More impressive is the reduction in hallucinations – those plausible-sounding but factually incorrect outputs that have plagued large language models since their inception. On OpenAI’s internal “SimpleQA” evaluation, GPT-4.5 delivered the correct answer 62.5% of the time, compared to only 38% for GPT-4. Its hallucination rate nearly halved, from approximately 62% to 37%.
This improved factual reliability could prove transformative for certain high-stakes applications in medicine, law, or finance, where accuracy is paramount. It represents a genuine step toward more trustworthy AI systems, even if the overall intelligence gain is modest.

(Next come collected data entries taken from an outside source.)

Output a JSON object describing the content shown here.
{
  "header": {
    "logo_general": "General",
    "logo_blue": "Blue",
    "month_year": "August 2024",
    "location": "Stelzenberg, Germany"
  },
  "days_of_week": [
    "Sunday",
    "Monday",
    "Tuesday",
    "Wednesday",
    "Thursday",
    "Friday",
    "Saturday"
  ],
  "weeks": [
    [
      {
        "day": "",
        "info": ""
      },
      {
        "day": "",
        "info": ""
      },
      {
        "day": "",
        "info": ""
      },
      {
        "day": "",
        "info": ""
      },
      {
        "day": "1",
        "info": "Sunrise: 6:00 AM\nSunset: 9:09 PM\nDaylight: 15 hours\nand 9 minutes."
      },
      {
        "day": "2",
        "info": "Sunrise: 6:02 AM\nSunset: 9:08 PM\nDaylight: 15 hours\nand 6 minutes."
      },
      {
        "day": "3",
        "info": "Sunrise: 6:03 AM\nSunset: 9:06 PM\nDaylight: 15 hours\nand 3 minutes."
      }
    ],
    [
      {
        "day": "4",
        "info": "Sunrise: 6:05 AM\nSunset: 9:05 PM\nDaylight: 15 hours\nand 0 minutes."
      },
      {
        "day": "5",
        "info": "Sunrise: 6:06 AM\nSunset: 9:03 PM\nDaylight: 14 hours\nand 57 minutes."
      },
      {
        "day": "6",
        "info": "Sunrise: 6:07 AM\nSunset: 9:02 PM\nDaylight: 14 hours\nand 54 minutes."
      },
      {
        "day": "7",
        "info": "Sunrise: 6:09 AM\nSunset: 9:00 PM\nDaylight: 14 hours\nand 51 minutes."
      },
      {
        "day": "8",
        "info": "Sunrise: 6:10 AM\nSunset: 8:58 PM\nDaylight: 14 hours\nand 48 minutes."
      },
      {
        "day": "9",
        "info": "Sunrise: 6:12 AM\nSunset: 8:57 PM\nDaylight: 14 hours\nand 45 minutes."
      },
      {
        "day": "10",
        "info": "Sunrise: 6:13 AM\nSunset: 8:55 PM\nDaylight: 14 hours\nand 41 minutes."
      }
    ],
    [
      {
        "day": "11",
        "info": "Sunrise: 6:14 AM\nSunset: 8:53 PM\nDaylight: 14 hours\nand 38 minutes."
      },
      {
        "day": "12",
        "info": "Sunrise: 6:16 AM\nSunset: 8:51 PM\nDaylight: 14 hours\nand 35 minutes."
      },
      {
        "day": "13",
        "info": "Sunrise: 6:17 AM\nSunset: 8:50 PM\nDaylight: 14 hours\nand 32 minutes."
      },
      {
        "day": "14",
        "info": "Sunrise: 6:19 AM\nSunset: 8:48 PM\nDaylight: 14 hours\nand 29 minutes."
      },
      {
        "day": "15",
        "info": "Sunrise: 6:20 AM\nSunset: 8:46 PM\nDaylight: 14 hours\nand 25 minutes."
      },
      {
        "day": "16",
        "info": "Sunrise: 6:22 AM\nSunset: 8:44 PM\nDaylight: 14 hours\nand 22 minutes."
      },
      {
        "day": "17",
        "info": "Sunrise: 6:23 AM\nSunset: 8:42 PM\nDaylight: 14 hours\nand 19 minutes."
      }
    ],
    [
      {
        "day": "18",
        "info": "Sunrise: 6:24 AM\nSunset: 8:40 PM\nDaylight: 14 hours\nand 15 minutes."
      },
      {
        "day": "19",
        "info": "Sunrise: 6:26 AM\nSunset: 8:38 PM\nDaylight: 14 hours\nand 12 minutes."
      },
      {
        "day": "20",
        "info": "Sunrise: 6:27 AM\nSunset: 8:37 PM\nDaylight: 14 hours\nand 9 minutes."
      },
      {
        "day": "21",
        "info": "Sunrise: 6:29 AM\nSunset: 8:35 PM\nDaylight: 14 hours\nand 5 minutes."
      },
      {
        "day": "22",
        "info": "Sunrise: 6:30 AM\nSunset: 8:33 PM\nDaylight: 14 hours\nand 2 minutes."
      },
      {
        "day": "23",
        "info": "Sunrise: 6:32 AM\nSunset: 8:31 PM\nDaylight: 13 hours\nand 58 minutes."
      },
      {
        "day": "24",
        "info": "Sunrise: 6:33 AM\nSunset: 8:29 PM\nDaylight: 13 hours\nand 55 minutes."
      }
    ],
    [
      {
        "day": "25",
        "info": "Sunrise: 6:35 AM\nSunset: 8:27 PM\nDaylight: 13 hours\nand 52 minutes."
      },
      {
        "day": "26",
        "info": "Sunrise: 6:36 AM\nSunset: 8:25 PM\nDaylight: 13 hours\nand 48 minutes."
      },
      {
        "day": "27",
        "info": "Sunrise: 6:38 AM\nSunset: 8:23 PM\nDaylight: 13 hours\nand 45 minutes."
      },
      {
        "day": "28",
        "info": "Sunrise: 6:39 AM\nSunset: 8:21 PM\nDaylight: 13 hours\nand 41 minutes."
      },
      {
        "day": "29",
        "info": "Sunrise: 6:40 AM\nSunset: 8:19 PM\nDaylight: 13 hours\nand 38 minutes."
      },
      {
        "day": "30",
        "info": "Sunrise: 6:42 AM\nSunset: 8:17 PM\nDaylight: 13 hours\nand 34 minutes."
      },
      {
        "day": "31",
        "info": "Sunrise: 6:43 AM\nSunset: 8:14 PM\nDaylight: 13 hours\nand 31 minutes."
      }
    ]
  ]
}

Making the Business Decision: When Is GPT-4.5 Worth It?
For organizations weighing whether to adopt GPT-4.5, the decision comes down to a careful cost-benefit analysis. The model may be justified in scenarios where:
- Factual accuracy is paramount – In medical, legal, or financial contexts where errors could have serious consequences, the reduced hallucination rate might justify the premium.
- Long-context processing is essential – Applications requiring analysis of entire documents or complex multi-step reasoning can benefit substantially from the 128k token context.
- Cost is no object – For high-value applications where performance improvements of even a few percentage points translate to significant business value, the price premium may be acceptable.
However, for most general-purpose applications, the value proposition is questionable. Companies with limited budgets may find better returns by:
- Sticking with GPT-4o for most tasks
- Using specialized models for specific domains (like mathematics)
- Exploring competing models like Claude 3.7 or Gemini Ultra, which offer similar capabilities at lower price points
- Investing in prompt engineering and fine-tuning of more affordable models
The Future of AI Scaling: Diminishing Returns?
GPT-4.5’s modest performance improvements despite massive computational investment raise profound questions about the future of AI development. Are we witnessing the beginning of diminishing returns in scaling language models? Has the low-hanging fruit of parameter counting and dataset expansion been largely picked?
If we continue with the same rate of cost to train models, GPT-5 will require 100X more compute and GPT-6 10,000X more to train than GPT-4. The incremental improvement does not justify the cost.
But there are a few things working in our favor. For starters, bigger is not necessarily better. Models like Meta’s LLama 3 and Mistral 7B show that smaller, highly optimized models can outperform massive models in certain tasks with much lower compute costs.
We’re also seeing much better performance with Reasoning Models, which I covered in a previous blog post.
All in all, it’s clear that throwing more compute at the problem isn’t the best solution, and we need newer techniques. And maybe we can’t get to AGI this way, but the fact is AI in it’s current state is already very useful, and most people haven’t even scratched the surface with it yet.